Vij is the co-founder and CEO of Citizen Health, a San Francisco company building what it calls an AI Advocate: agentic software that takes a patient's scattered medical records, genetics, imaging, and self-reported notes and turns them into a clear answer to the only question that matters in a crisis - what do I do next? It schedules the appointment. It drafts the insurance appeal. It finds the dozen other families wrestling with the same diagnosis.
The patients Citizen serves do not have the luxury of a single tidy chart. The average person on the platform is seen by nine different providers at the same time. Their conditions are rare, complex, and often un-Googleable. For many, there is no approved therapy and very little published information - just a family, a binder of paperwork, and a system that was never built for them.
"Today's patients aren't waiting," Vij says. "They're searching, deciding, and expecting more. They deserve the same clarity, personalization, and intelligence in healthcare that they get in every other part of their lives." It is a deceptively simple complaint. We let an app reroute us around traffic in real time, but a parent of a child with a one-in-a-million syndrome is handed a printout and a phone number.

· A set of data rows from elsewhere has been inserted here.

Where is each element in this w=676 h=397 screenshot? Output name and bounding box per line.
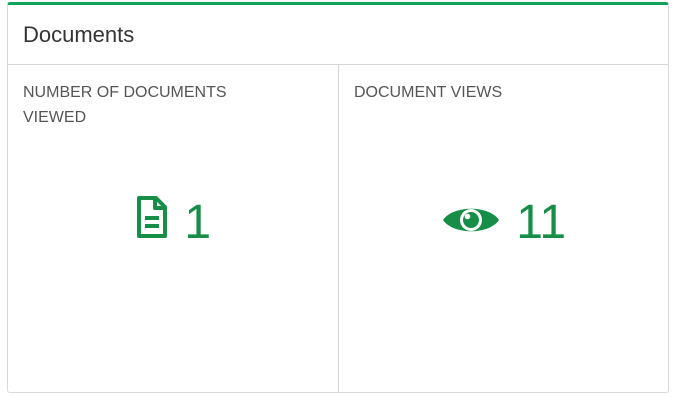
stat-value-row: 11 — [339, 193, 668, 251]
document-views-count: 11 — [516, 196, 567, 250]
documents-viewed-count: 1 — [184, 196, 212, 250]
stat-label: NUMBER OF DOCUMENTS VIEWED — [23, 84, 227, 126]
stat-document-views: DOCUMENT VIEWS 11 — [339, 65, 668, 392]
stat-documents-viewed: NUMBER OF DOCUMENTS VIEWED 1 — [8, 65, 339, 392]
document-icon — [135, 194, 169, 253]
stat-label: DOCUMENT VIEWS — [354, 84, 503, 101]
stat-value-row: 1 — [8, 193, 338, 253]
panel-title: Documents — [23, 22, 135, 47]
eye-icon — [441, 195, 501, 251]
documents-panel: Documents NUMBER OF DOCUMENTS VIEWED 1 D… — [7, 2, 669, 393]
panel-header: Documents — [8, 5, 668, 65]
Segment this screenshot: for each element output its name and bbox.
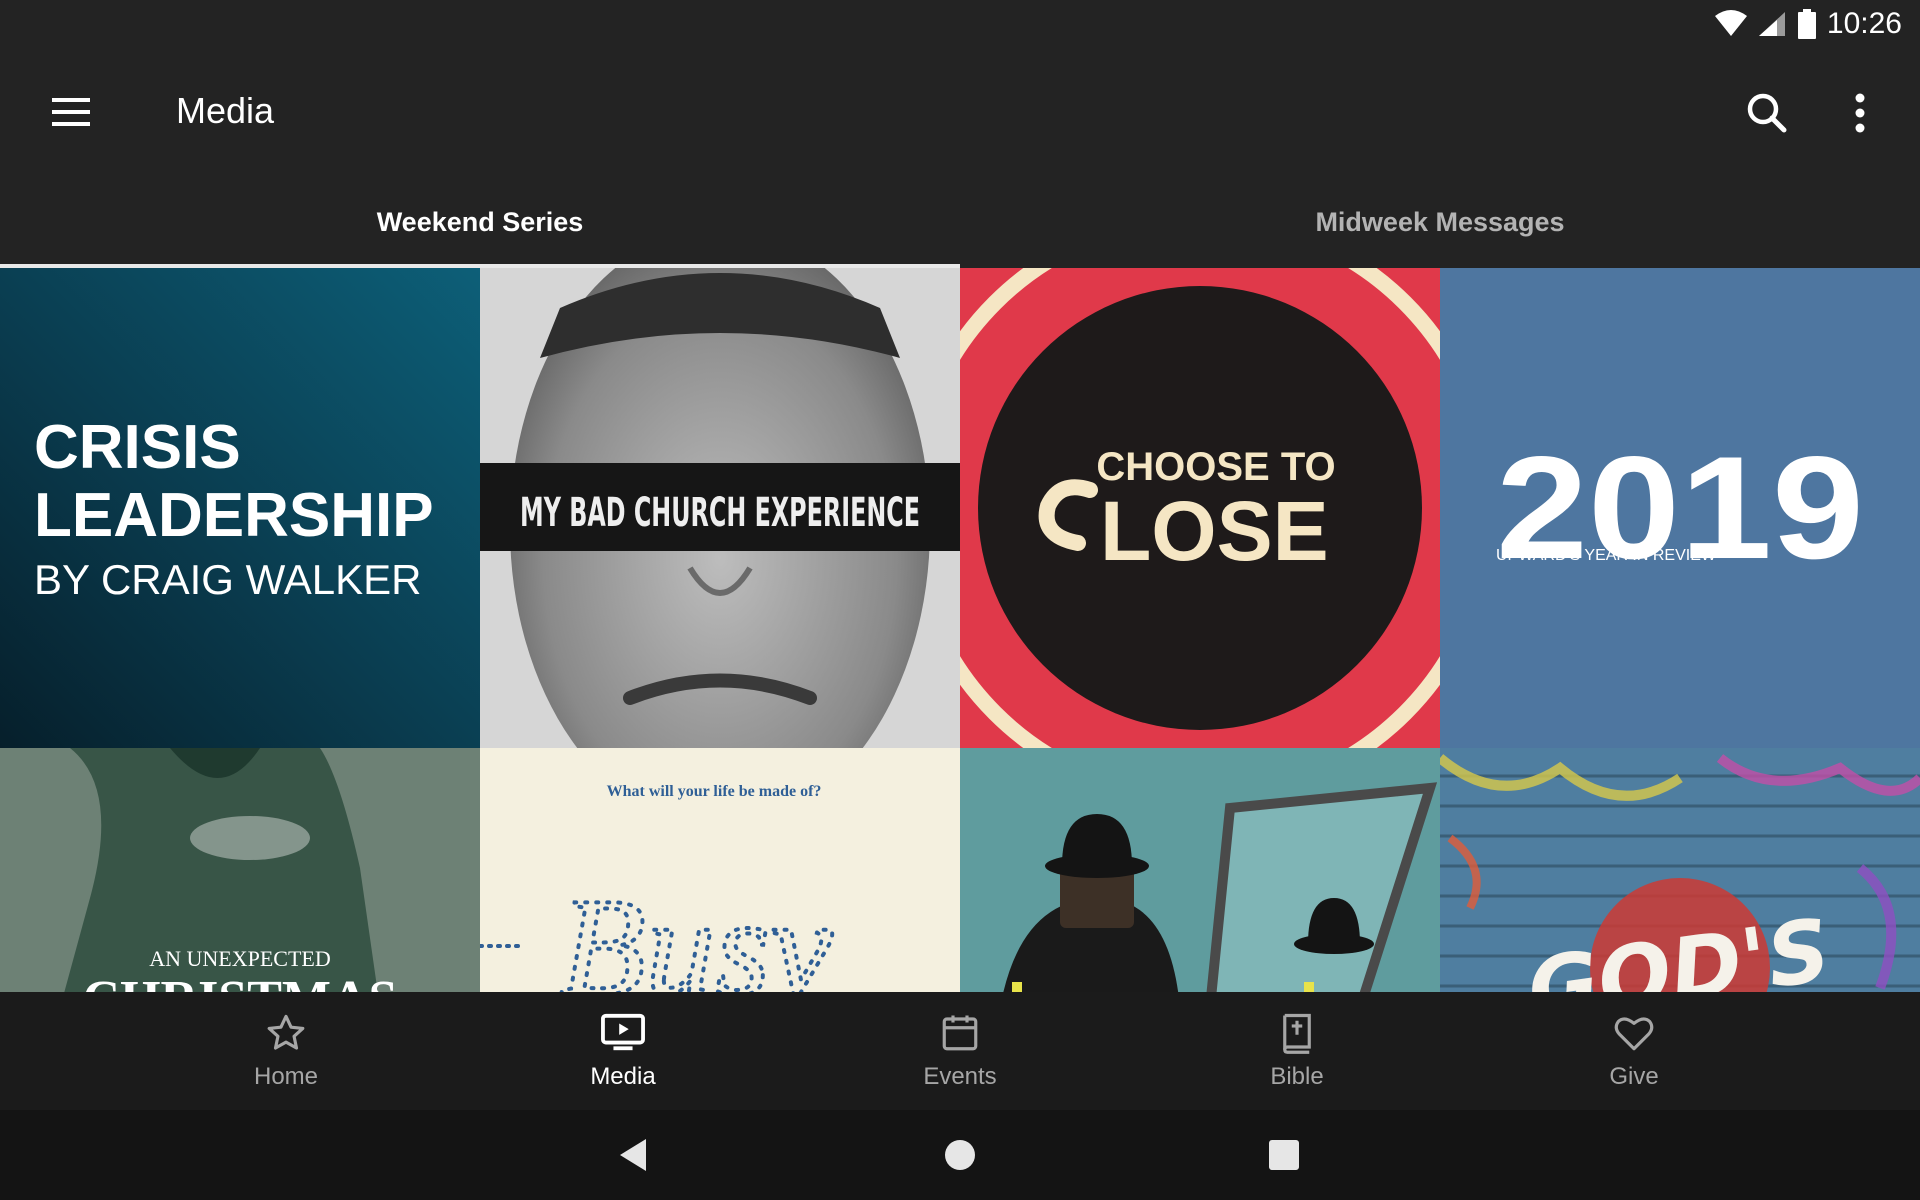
series-subtitle: BY CRAIG WALKER	[34, 556, 421, 603]
heart-icon	[1613, 1012, 1655, 1059]
series-tagline: What will your life be made of?	[607, 783, 822, 800]
more-vert-icon[interactable]	[1838, 88, 1882, 138]
nav-bible[interactable]: Bible	[1129, 992, 1466, 1110]
series-title-line2: CHRISTMAS	[83, 971, 398, 992]
back-icon[interactable]	[614, 1135, 654, 1175]
nav-label: Give	[1609, 1062, 1659, 1090]
series-tile-choose-to-lose[interactable]: CHOOSE TO LOSE	[960, 268, 1440, 748]
nav-events[interactable]: Events	[792, 992, 1129, 1110]
recents-icon[interactable]	[1264, 1135, 1304, 1175]
series-tile-mirror[interactable]	[960, 748, 1440, 992]
tab-bar: Weekend Series Midweek Messages	[0, 176, 1920, 268]
bible-icon	[1276, 1012, 1318, 1059]
calendar-icon	[939, 1012, 981, 1059]
series-title: 2019	[1496, 426, 1864, 589]
nav-home[interactable]: Home	[118, 992, 455, 1110]
nav-label: Events	[923, 1062, 997, 1090]
tv-icon	[600, 1012, 646, 1059]
series-title: MY BAD CHURCH EXPERIENCE	[520, 490, 920, 536]
series-tile-gods[interactable]: GOD'S	[1440, 748, 1920, 992]
status-bar: 10:26	[0, 0, 1920, 48]
clock: 10:26	[1826, 7, 1902, 40]
page-title: Media	[176, 90, 275, 131]
star-icon	[265, 1012, 307, 1059]
system-nav-bar	[0, 1110, 1920, 1200]
search-icon[interactable]	[1742, 88, 1792, 138]
nav-give[interactable]: Give	[1466, 992, 1803, 1110]
series-tile-busy[interactable]: What will your life be made of? Busy	[480, 748, 960, 992]
series-tile-my-bad-church-experience[interactable]: MY BAD CHURCH EXPERIENCE	[480, 268, 960, 748]
series-title-line2: LEADERSHIP	[34, 481, 434, 550]
series-title-line1: CHOOSE TO	[1096, 445, 1335, 489]
tab-weekend-series[interactable]: Weekend Series	[0, 176, 960, 268]
menu-icon[interactable]	[42, 90, 102, 134]
nav-label: Bible	[1270, 1062, 1324, 1090]
home-circle-icon[interactable]	[940, 1135, 980, 1175]
app-bar: Media	[0, 48, 1920, 176]
bottom-nav: Home Media Events Bible Give	[0, 992, 1920, 1110]
nav-label: Home	[253, 1062, 319, 1090]
series-title: Busy	[560, 870, 833, 992]
battery-icon	[1797, 9, 1817, 39]
wifi-icon	[1714, 10, 1747, 38]
series-title-line1: AN UNEXPECTED	[149, 946, 331, 971]
nav-label: Media	[590, 1062, 656, 1090]
series-title-line1: CRISIS	[34, 413, 241, 482]
series-tile-crisis-leadership[interactable]: CRISIS LEADERSHIP BY CRAIG WALKER	[0, 268, 480, 748]
nav-media[interactable]: Media	[455, 992, 792, 1110]
series-subtitle: UPWARD'S YEAR IN REVIEW	[1496, 547, 1717, 564]
series-title-line2: LOSE	[1100, 484, 1329, 578]
signal-icon	[1757, 10, 1787, 38]
tab-midweek-messages[interactable]: Midweek Messages	[960, 176, 1920, 268]
series-tile-2019[interactable]: 2019 UPWARD'S YEAR IN REVIEW	[1440, 268, 1920, 748]
series-tile-an-unexpected-christmas[interactable]: AN UNEXPECTED CHRISTMAS	[0, 748, 480, 992]
series-grid: CRISIS LEADERSHIP BY CRAIG WALKER MY BAD…	[0, 268, 1920, 992]
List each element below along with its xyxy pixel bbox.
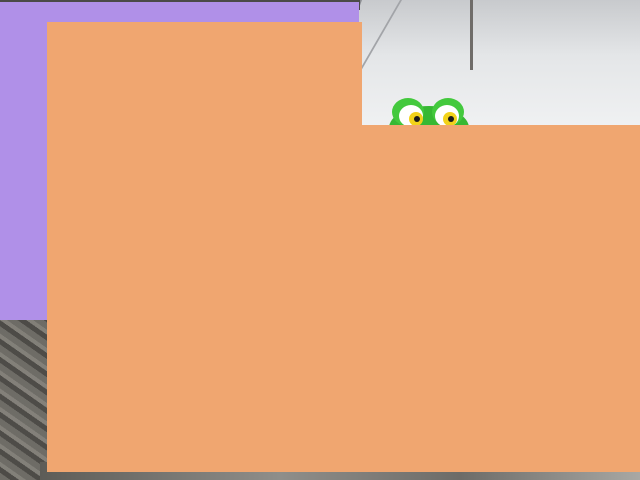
orange-overlay-block-top	[47, 22, 362, 126]
background-pole	[470, 0, 473, 70]
orange-overlay-block-main	[47, 125, 640, 472]
background-sky	[330, 0, 640, 140]
photo-scene	[0, 0, 640, 480]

Citizen's answer is to flip the ownership model. Patients keep control of their data and decide who sees it and why. When a pharmaceutical company pays to use that data for research, Citizen takes a percentage and shares it back with the patients who made it possible. More than a million dollars has already flowed back that way - an unusual sentence in an industry that has historically treated patient data as something to be quietly harvested.
Most founders sell a company once and call it a career. Vij sold his, watched it become a division of a public company, and then watched that company hand it back. In 2017 he co-founded Ciitizen - two i's, an early quirk of the brand - to give cancer patients seamless access to their own records. When Nasha Fitter joined in 2018, the focus widened to rare and complex disease, and the idea clicked: the same plumbing that unlocked one patient's data could assemble an entire community's.
In 2021, Invitae acquired Ciitizen in a deal reported around $325 million. Vij stayed on as president and general manager of the patient-data business. Then the corporate weather changed. In late 2023, Invitae divested the platform, and the leadership team that built it - Vij and Fitter among them - reconstituted it as an independent startup. Citizen Health was reborn in 2024 with a $14.5 million seed round led by Transformation Capital, and it has been running uphill ever since.
The pivot to rare disease was not an abstract market choice. Fitter's youngest daughter was diagnosed with FOXG1 syndrome, and the family discovered what so many do: even with excellent doctors, there was almost no information about the condition and not a single therapy on the market. That absence - the silence where guidance should be - became the company's reason to exist.
Before any of it, Vij learned the unglamorous craft of data at ZL Technologies, an enterprise software company wrangling unstructured information for the Fortune 500. It is not the origin story of a healthcare idealist. It is the origin story of someone who understood, early and deeply, that the value was never in the algorithm - it was in the messy, fragmented records nobody had bothered to organize for the person they belonged to.
Whenever there's any commercial use of the data, that's when Citizen makes money - and we actually take a percent of that and share it back with the patient.
It's not only a patient that's impacted - it's the entire family. The average patient on our platform is seen by nine different providers concurrently.
They deserve the same clarity, personalization, and intelligence in healthcare that they get in every other part of their lives.
This is about turning passive systems into proactive, human-centered experiences.